Stodhart Tunnel is a 100 yd tunnel on the Peak Forest Tramway at Chapel Milton, Derbyshire. The tunnel stretches under the Chapel-en-le-Firth to Glossop Road. Although one side has been blocked up, it remains one of the oldest rail-related tunnels in the world and was also the site of one of the earliest rail-related accidents, when a laden carriage rolled into two horses, killing them.

==History==
The tunnel was built in 1796 for the Peak Forest Tramway. Designed by Benjamin Outram, it was built out of gritstone with ashlar coping. Originally considered as an open cutting, it was designed in the style of canal tunnels, so as to not disturb the owners of the nearby Stodhart Lodge. It ran for about 100 yd under the road between Chapel-en-le-Frith and Glossop, as a single track route. It remained a single-track route when the rest of the tramway was doubled, becoming a bottleneck on the line. The tunnel is also the site of one of the earliest railway accidents: six laden wagons broke free from their horses and rolled back into a following team, killing both horses and injuring an apprentice.

One side of the tunnel was filled in during road realignment in 1949, so it is only accessible from the other side.
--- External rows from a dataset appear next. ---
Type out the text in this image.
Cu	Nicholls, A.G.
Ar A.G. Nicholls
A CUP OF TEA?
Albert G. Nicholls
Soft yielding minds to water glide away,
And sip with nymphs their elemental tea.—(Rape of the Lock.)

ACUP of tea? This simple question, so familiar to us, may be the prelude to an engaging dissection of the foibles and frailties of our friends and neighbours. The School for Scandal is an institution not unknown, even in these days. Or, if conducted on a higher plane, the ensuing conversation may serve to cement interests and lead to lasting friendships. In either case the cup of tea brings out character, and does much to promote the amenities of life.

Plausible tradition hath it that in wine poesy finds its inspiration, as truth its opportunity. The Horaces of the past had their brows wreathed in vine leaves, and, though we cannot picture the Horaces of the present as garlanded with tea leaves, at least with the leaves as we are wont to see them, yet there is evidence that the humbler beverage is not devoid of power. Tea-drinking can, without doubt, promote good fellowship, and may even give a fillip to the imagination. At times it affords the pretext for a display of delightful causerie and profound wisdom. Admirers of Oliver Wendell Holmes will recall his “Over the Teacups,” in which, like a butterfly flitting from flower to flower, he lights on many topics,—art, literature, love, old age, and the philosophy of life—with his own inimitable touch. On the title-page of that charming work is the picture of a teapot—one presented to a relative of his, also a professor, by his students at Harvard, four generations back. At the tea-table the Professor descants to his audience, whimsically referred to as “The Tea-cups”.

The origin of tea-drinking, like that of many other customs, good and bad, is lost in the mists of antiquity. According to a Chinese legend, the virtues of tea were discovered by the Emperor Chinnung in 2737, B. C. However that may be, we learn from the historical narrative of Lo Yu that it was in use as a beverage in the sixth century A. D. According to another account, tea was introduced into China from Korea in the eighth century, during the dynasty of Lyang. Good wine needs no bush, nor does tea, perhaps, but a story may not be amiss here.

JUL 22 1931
The tunnel was designated a grade II* listed building on 3 September 1985 and is on the Buildings at Risk Register. From the 1950s part of the tunnel and about 1/2 mi of track was tar sealed and used to test Ferodo brakes. The tunnel was used to test the effect of humidity on brakes. Until May 2013, it was considered to be the earliest rail-related tunnel in the world, but is now believed to be pre-dated by Fritchley Tunnel on the Butterley Gangroad at Fritchley, also in Derbyshire.